Now Vangst has eight—soon to be 12—recruiters, including three in Los Angeles, with plans to expand to northern California and Massachusetts. “Our secret sauce is having a combination of people from other industries as well as those who’ve been in marijuana since 2009 [when Colorado’s medical marijuana business began to take off] who know exactly what the companies are looking for,” Humiston says.

Being a veteran of Colorado’s MJ industry might pay off in other ways, as companies outside the state are feverishly recruiting experienced talent. “Where else can you say you have five years of high-level growing experience?” Humiston says. “You’ve made your mistakes on Colorado’s dime, so companies elsewhere are recruiting them so they can avoid those same mistakes, and they usually pay better elsewhere because the skills these people have are really valuable.”

Vangst is also setting up a job board where potential employees can upload their profiles and get matched with client companies. Because of the stigma still lingering around marijuana, mainstream job boards often won’t post want ads from the industry, and would-be employees might be reluctant to publicly post their resumes on cannabis-related job sites. The Vangst site will have a soft launch in January, in time for its job fair on January 19 at City Hall on Broadway (which will feature about 50 companies and some 2,000 potential employees). The site already has had about 600 people set up profiles for Vangst’s clients to peruse and pursue. “For example, if you’re interested in being a dispensary manager and have a retail background, we’ll meet to see if you have the right skills, and we’ll rep the ones who do,” Humiston says. “Companies are getting flooded with applications, but if a company is one of our clients you’ll have a better chance getting hired.”

Given that the marijuana industry created more than 18,000 new jobs in 2015, just in Colorado—one year before eight of nine cannabis-related ballot measures passed around the country on November 8—it’s easy to see why someone who’s been grinding it out in another business might want to explore the marijuana world.

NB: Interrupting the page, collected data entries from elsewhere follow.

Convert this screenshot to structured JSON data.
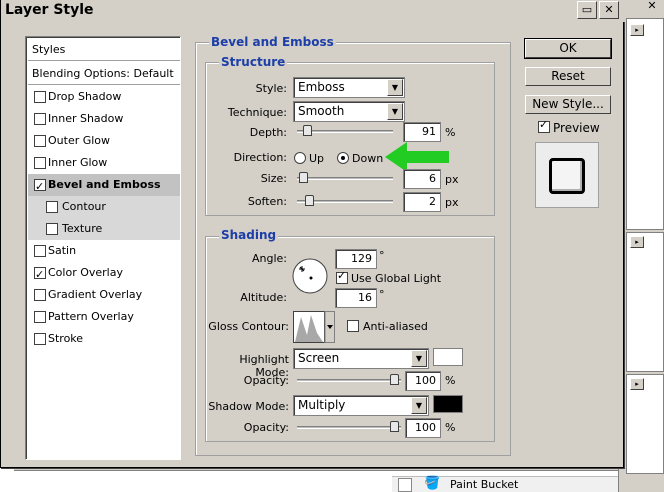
{
  "dialog": {
    "title": "Layer Style",
    "buttons": {
      "ok": "OK",
      "reset": "Reset",
      "new_style": "New Style...",
      "preview_label": "Preview"
    }
  },
  "styles_list": {
    "header": "Styles",
    "blending": "Blending Options: Default",
    "items": [
      {
        "label": "Drop Shadow",
        "checked": false
      },
      {
        "label": "Inner Shadow",
        "checked": false
      },
      {
        "label": "Outer Glow",
        "checked": false
      },
      {
        "label": "Inner Glow",
        "checked": false
      },
      {
        "label": "Bevel and Emboss",
        "checked": true
      },
      {
        "label": "Contour",
        "checked": false
      },
      {
        "label": "Texture",
        "checked": false
      },
      {
        "label": "Satin",
        "checked": false
      },
      {
        "label": "Color Overlay",
        "checked": true
      },
      {
        "label": "Gradient Overlay",
        "checked": false
      },
      {
        "label": "Pattern Overlay",
        "checked": false
      },
      {
        "label": "Stroke",
        "checked": false
      }
    ]
  },
  "bevel": {
    "title": "Bevel and Emboss",
    "structure": {
      "title": "Structure",
      "style_label": "Style:",
      "style_value": "Emboss",
      "technique_label": "Technique:",
      "technique_value": "Smooth",
      "depth_label": "Depth:",
      "depth_value": "91",
      "depth_unit": "%",
      "direction_label": "Direction:",
      "up_label": "Up",
      "down_label": "Down",
      "size_label": "Size:",
      "size_value": "6",
      "size_unit": "px",
      "soften_label": "Soften:",
      "soften_value": "2",
      "soften_unit": "px"
    },
    "shading": {
      "title": "Shading",
      "angle_label": "Angle:",
      "angle_value": "129",
      "angle_unit": "°",
      "global_light_label": "Use Global Light",
      "altitude_label": "Altitude:",
      "altitude_value": "16",
      "altitude_unit": "°",
      "gloss_label": "Gloss Contour:",
      "anti_aliased_label": "Anti-aliased",
      "highlight_mode_label": "Highlight Mode:",
      "highlight_mode_value": "Screen",
      "highlight_opacity_label": "Opacity:",
      "highlight_opacity_value": "100",
      "highlight_opacity_unit": "%",
      "shadow_mode_label": "Shadow Mode:",
      "shadow_mode_value": "Multiply",
      "shadow_opacity_label": "Opacity:",
      "shadow_opacity_value": "100",
      "shadow_opacity_unit": "%"
    }
  },
  "background": {
    "paint_bucket_label": "Paint Bucket"
  },
  "colors": {
    "annotation_arrow": "#22cc22",
    "section_title": "#1c3ea8",
    "highlight_color": "#ffffff",
    "shadow_color": "#000000"
  }
}
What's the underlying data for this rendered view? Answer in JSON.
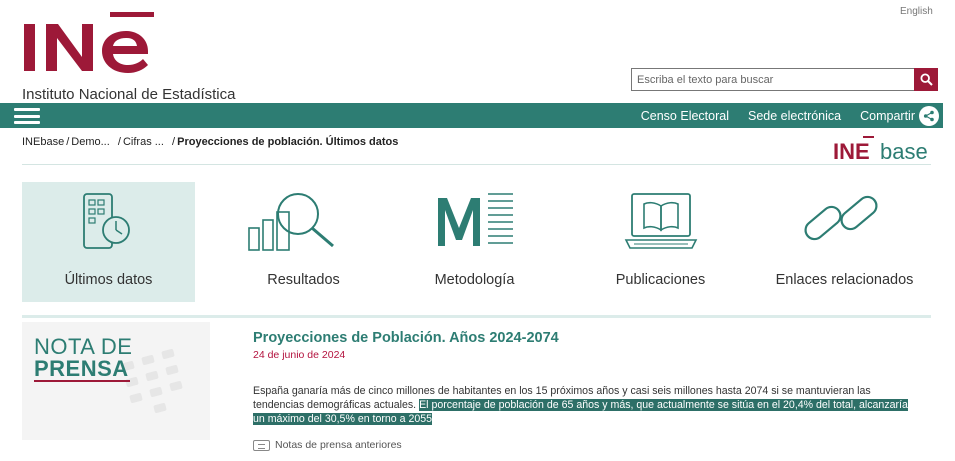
{
  "header": {
    "language_link": "English",
    "logo_text": "INE",
    "logo_subtitle": "Instituto Nacional de Estadística",
    "search_placeholder": "Escriba el texto para buscar"
  },
  "navbar": {
    "links": [
      "Censo Electoral",
      "Sede electrónica",
      "Compartir"
    ]
  },
  "breadcrumb": {
    "items": [
      "INEbase",
      "Demo...",
      "Cifras ...",
      "Proyecciones de población. Últimos datos"
    ]
  },
  "inebase_logo": {
    "ine": "INE",
    "base": "base"
  },
  "tiles": [
    {
      "label": "Últimos datos",
      "icon": "calendar-clock-icon",
      "active": true
    },
    {
      "label": "Resultados",
      "icon": "chart-magnifier-icon",
      "active": false
    },
    {
      "label": "Metodología",
      "icon": "methodology-m-icon",
      "active": false
    },
    {
      "label": "Publicaciones",
      "icon": "laptop-book-icon",
      "active": false
    },
    {
      "label": "Enlaces relacionados",
      "icon": "chain-link-icon",
      "active": false
    }
  ],
  "press": {
    "badge_line1": "NOTA DE",
    "badge_line2": "PRENSA",
    "title": "Proyecciones de Población. Años 2024-2074",
    "date": "24 de junio de 2024",
    "body_plain": "España ganaría más de cinco millones de habitantes en los 15 próximos años y casi seis millones hasta 2074 si se mantuvieran las tendencias demográficas actuales. ",
    "body_highlight": "El porcentaje de población de 65 años y más, que actualmente se sitúa en el 20,4% del total, alcanzaría un máximo del 30,5% en torno a 2055",
    "previous_link": "Notas de prensa anteriores"
  },
  "colors": {
    "brand_red": "#9d1938",
    "brand_teal": "#2d7d73",
    "tile_active_bg": "#dcecea"
  }
}
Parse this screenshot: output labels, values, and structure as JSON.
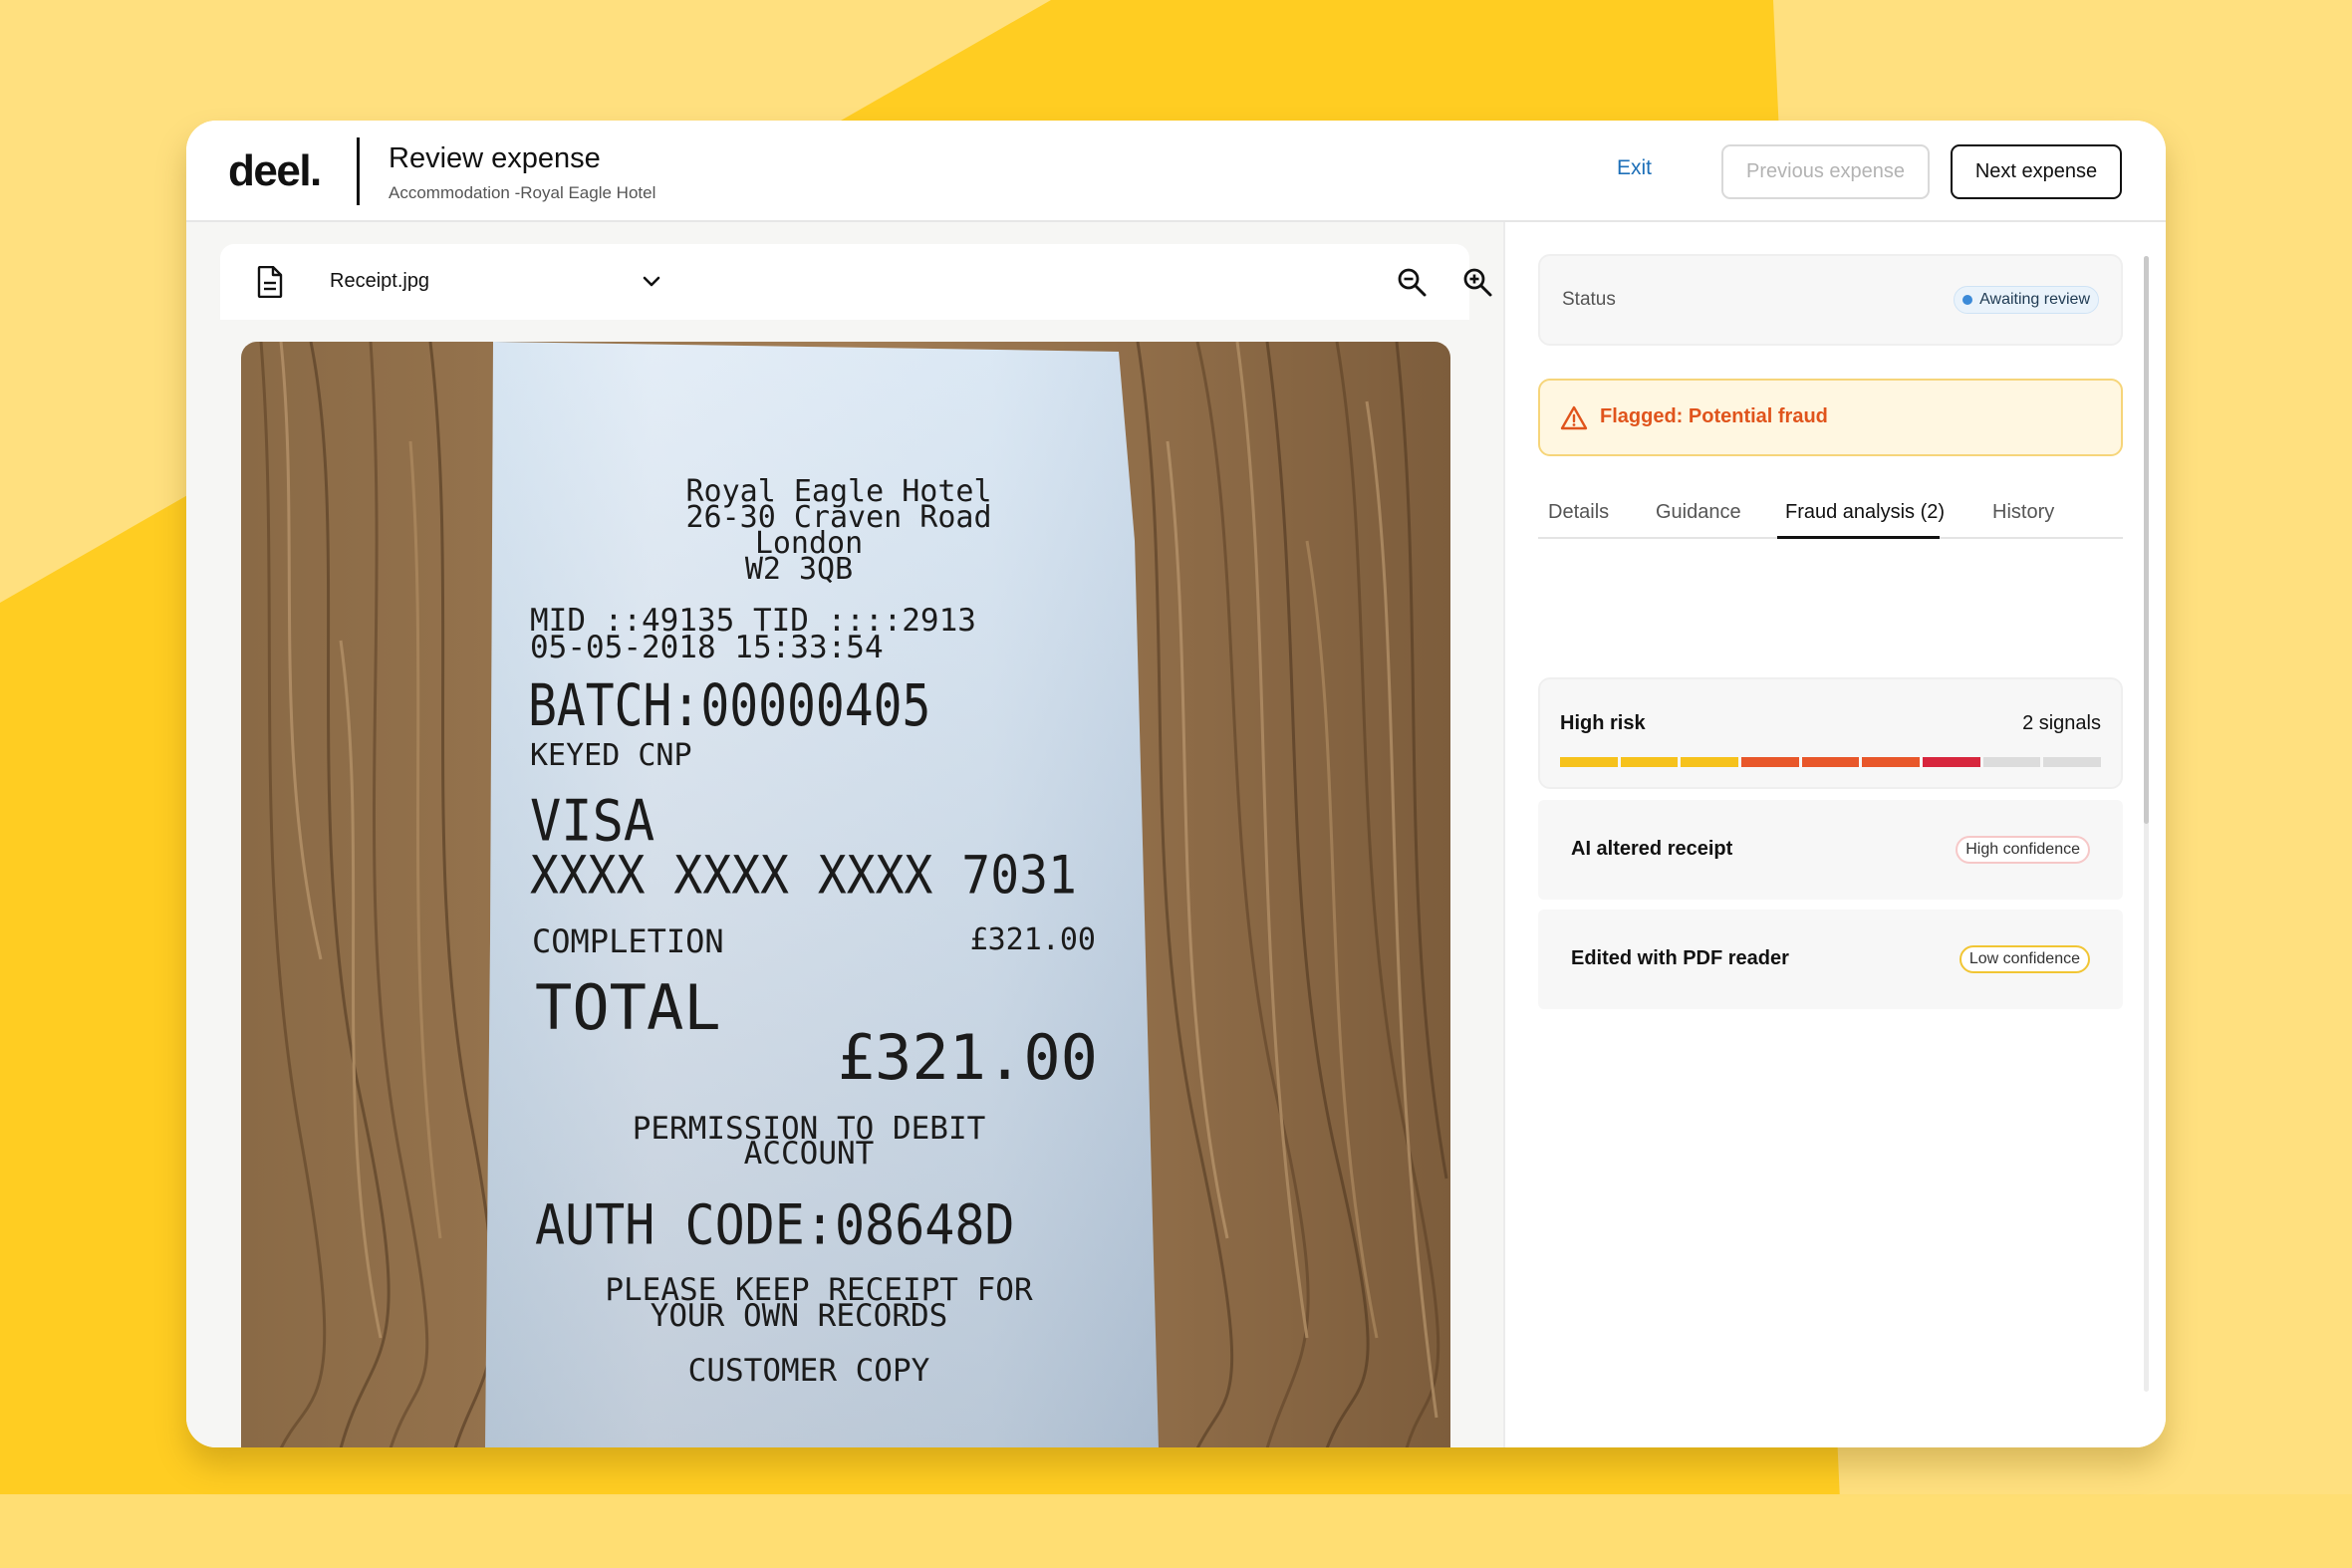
{
  "app": {
    "logo": "deel.",
    "title": "Review expense",
    "subtitle": "Accommodation -Royal Eagle Hotel"
  },
  "header": {
    "exit_label": "Exit",
    "prev_label": "Previous expense",
    "next_label": "Next expense"
  },
  "viewer": {
    "file_name": "Receipt.jpg",
    "tools": [
      "zoom-out-icon",
      "zoom-in-icon",
      "rotate-icon",
      "download-icon"
    ]
  },
  "receipt": {
    "lines": [
      "Royal Eagle Hotel",
      "26-30 Craven Road",
      "London",
      "W2 3QB",
      "MID ::49135 TID ::::2913",
      "05-05-2018        15:33:54",
      "BATCH:00000405",
      "KEYED      CNP",
      "VISA",
      "XXXX XXXX XXXX 7031",
      "COMPLETION",
      "£321.00",
      "TOTAL",
      "£321.00",
      "PERMISSION TO DEBIT",
      "ACCOUNT",
      "AUTH CODE:08648D",
      "PLEASE KEEP RECEIPT FOR",
      "YOUR OWN RECORDS",
      "CUSTOMER COPY"
    ]
  },
  "panel": {
    "status_label": "Status",
    "status_value": "Awaiting review",
    "alert_text": "Flagged: Potential fraud",
    "tabs": [
      "Details",
      "Guidance",
      "Fraud analysis (2)",
      "History"
    ],
    "active_tab": "Fraud analysis (2)",
    "risk": {
      "title": "High risk",
      "count": "2 signals",
      "segments": 9,
      "active_segments": 7
    },
    "signals": [
      {
        "name": "AI altered receipt",
        "confidence": "High confidence"
      },
      {
        "name": "Edited with PDF reader",
        "confidence": "Low confidence"
      }
    ]
  },
  "colors": {
    "background": "#FFCD22",
    "accent_link": "#1d6fb8",
    "alert_text": "#e0541c",
    "risk_yellow": "#f6c21c",
    "risk_orange": "#e8572a",
    "risk_red": "#d7263d",
    "risk_empty": "#dcdcdc"
  }
}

But before making that leap, Humiston says, these executive-level individuals need to know that they may be required to do things—such as a pressing data-entry project—that may have been “beneath” their title at their old job. “We’ve had the most success with people who have startup experience,” she says. “If you’re coming from a Fortune 500 company you might have been pigeonholed into one role. But in this industry, it’s all hands on deck and not 9-to-5, so people with a startup background understand the bumps. We’ve placed people from more established companies who end up saying, ‘This pace is too crazy.’”

There is some uncertainty over marijuana’s future given the election of Donald Trump and his pending appointment of noted cannabis foe Jeff Sessions as Attorney General. But with 28 states now having some form of legalization and given the money and job creation involved, the future should remain bright for Vangst. “Marijuana companies started by hiring warm bodies; now they realize they’re losing time, money, and morale if they’ve brought in the wrong person,” Humiston says. “So they’re starting to add up the intangibles of that and turning to us for help. All the little steps you need to make an efficient hire, they’re now seeing the value of doing it.”